Introduction
Chemotherapy and radiotherapy are still the mainstay cancer therapies in multiple tumor types. The main tool for evaluation of treatment response is imaging, performed at intervals of several months. A rising promising approach that may revolutionize oncology is the analysis of blood for circulating tumor cell-free DNA (cfDNA). Its level represents nearly `real-time` tumor turnover and has the potential to improve decision making regarding treatment efficacy.
Here, we present the preliminary results of our study aimed to predict treatment response based on changes in cfDNA within short time frames, to facilitate faster response evaluation in colorectal cancer patients.
Methods
We have recruited 2 cohorts of newly diagnosed patients: metastatic colorectal cancer (MCRC) or locally advanced rectal carcinoma (LARC). All patients gave informed consent and were treated with standard protocols (systemic chemotherapy, pre-operative chemo-radiation lasting 5-6 weeks, respectively). Plasma of MCRC patients was drawn at baseline and then daily for 5 days. In the LARC cohort, plasma was collected at baseline, at first and last day of each radiation week. Detection of unique intestinal methylation patterns in cfDNA was performed, enabling the quantification of intestinal-derived cfDNA level. Patients` outcomes were determined at first imaging scan results (MCRC group) or at surgical outcomes (tumor viability status for LARC cohort).
Results
Ten patients were recruited to MCRC group (n=54 samples) and twenty patients into the LARC cohort (n=150 samples). In the MCRC cohort, no correlation between treatment response and variation in intestine-derived cfDNA was detected. Clear cfDNA peak representing tumor death was not seen. Yet, shallow whole-genome-sequencing (x0.5) of cfDNA revealed obvious effects of chemotherapy on cancer-derived cfDNA.

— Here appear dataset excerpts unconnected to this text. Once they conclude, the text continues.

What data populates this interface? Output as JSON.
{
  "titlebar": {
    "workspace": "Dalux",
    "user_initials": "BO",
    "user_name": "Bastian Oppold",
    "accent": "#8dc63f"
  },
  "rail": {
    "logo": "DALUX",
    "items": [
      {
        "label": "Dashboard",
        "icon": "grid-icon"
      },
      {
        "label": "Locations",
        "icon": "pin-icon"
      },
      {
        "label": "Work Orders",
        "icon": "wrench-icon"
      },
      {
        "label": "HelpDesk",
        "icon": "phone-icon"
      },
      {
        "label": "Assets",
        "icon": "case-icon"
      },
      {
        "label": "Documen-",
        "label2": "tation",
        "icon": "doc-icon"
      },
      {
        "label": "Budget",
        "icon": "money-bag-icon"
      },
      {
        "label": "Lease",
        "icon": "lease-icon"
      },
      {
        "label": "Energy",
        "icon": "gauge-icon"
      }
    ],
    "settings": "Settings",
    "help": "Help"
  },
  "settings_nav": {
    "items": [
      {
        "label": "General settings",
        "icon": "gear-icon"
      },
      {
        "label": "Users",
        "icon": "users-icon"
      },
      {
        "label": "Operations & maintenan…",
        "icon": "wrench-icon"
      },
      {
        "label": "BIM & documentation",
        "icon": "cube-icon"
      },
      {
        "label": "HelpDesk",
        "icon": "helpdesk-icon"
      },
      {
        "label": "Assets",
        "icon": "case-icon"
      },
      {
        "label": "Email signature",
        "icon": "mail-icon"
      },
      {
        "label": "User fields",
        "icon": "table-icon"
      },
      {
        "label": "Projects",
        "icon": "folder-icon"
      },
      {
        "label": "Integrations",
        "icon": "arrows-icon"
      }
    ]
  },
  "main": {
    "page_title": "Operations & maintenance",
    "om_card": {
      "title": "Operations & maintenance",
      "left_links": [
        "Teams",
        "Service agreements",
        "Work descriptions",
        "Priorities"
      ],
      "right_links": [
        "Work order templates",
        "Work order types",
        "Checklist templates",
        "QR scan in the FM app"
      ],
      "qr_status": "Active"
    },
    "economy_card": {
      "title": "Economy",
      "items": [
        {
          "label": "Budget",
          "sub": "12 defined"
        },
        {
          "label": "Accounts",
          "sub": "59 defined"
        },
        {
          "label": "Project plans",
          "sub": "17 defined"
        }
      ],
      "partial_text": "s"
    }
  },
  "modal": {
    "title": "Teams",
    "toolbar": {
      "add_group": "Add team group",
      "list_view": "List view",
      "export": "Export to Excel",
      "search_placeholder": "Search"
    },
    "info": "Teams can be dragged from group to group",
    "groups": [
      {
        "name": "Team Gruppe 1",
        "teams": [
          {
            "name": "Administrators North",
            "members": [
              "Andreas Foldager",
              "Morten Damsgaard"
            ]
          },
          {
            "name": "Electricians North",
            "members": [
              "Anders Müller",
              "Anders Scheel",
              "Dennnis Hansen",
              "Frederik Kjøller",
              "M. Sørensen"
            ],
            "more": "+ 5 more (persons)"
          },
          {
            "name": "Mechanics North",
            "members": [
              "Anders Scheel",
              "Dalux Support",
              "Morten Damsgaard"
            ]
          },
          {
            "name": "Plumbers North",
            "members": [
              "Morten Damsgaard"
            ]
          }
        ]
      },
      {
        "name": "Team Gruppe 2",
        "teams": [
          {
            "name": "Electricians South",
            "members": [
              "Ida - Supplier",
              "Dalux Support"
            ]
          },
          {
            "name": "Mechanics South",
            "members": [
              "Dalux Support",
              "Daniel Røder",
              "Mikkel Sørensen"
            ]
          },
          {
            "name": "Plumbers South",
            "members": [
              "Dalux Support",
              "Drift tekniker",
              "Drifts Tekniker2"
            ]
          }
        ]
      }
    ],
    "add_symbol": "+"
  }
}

Nonetheless, in the LARC group, 20% of patients achieved maximal response to therapy, defined as no viable tumor cells on surgical specimen following therapy. We have detected a significant difference between intestine-derived cfDNA levels in maximal responders vs. poor responders. The significant difference was evident as early as second week of treatment (lower levels of cfDNA in max. responders, p=0.007). Interestingly, in many patients cfDNA levels were higher at end of treatment weeks, in comparison to Sundays, probably representing therapy-induced tumor death.
Conclusions
Intense liquid biopsy approach using colorectal–specific methylation markers is feasible and enables to monitor treatment and predict outcomes in patients with LARC. Additional research may promote this tool to select patients in which rectal surgery may be omitted. In the metastatic setting, we have not clearly identified specific time of treatment-induced tumor death. We assume that predictive tumor response will be evident at later stages of therapy. Further research is undoubtedly required.